# Chemcraft



## canopainting (Feb 12, 2013)

We just sprayed Chemcraft satin Variset Plus Pre Cat pigmented top coat today. Sprayed white over 12 yr old white lacquer, Sprayed like a dream. Used a ED655, can be sanded in one hour if weather permits, , must be top coated same day. Looks beautiful. Has anyone used this? Good wetting. 2 oz of retarder.


----------



## cocomonkeynuts (Apr 14, 2017)

canopainting said:


> We just sprayed Chemcraft satin Variset Plus Pre Cat pigmented top coat today. Sprayed white over 12 yr old white lacquer, Sprayed like a dream. Used a ED655, can be sanded in one hour if weather permits, , must be top coated same day. Looks beautiful. Has anyone used this? Good wetting. 2 oz of retarder.



Be careful going over existing lacquer too many mils can lead to the surface cracking.

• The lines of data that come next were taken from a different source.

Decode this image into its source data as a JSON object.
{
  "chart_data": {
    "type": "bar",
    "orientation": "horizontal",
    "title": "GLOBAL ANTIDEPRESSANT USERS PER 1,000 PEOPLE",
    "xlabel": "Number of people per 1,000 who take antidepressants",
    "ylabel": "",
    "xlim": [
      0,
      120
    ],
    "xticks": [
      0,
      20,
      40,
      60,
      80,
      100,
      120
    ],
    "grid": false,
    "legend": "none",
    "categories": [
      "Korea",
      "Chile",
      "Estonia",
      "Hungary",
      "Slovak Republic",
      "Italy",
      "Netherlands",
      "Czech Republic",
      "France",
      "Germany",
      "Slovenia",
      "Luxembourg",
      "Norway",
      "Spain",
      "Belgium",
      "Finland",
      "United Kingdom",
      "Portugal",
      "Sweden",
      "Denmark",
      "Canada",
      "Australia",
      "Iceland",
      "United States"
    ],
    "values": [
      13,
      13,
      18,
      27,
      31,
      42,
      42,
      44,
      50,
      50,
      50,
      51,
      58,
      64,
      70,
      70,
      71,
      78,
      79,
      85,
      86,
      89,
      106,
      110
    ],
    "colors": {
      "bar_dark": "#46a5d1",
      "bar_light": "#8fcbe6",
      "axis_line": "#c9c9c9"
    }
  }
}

How do you like that pump? Looks interesting, though I am preferential to my graco 9.5


----------



## Mr Smith (Mar 11, 2016)

canopainting said:


> We just sprayed Chemcraft satin Variset Plus Pre Cat pigmented top coat today. Sprayed white over 12 yr old white lacquer, Sprayed like a dream. Used a ED655, can be sanded in one hour if weather permits, , must be top coated same day. Looks beautiful. Has anyone used this? Good wetting. 2 oz of retarder.


Weather permits? Somebody lacquered an exterior surface? I'm not sure I understand what you did or what the coating actually is. Waterbased? 

I have a sample gallon of waterbased Chemcraft (white for cabinets) that I haven't used yet but it is not what you describe.


----------



## canopainting (Feb 12, 2013)

They don't recumbent using when Humidity is above I think 65%


----------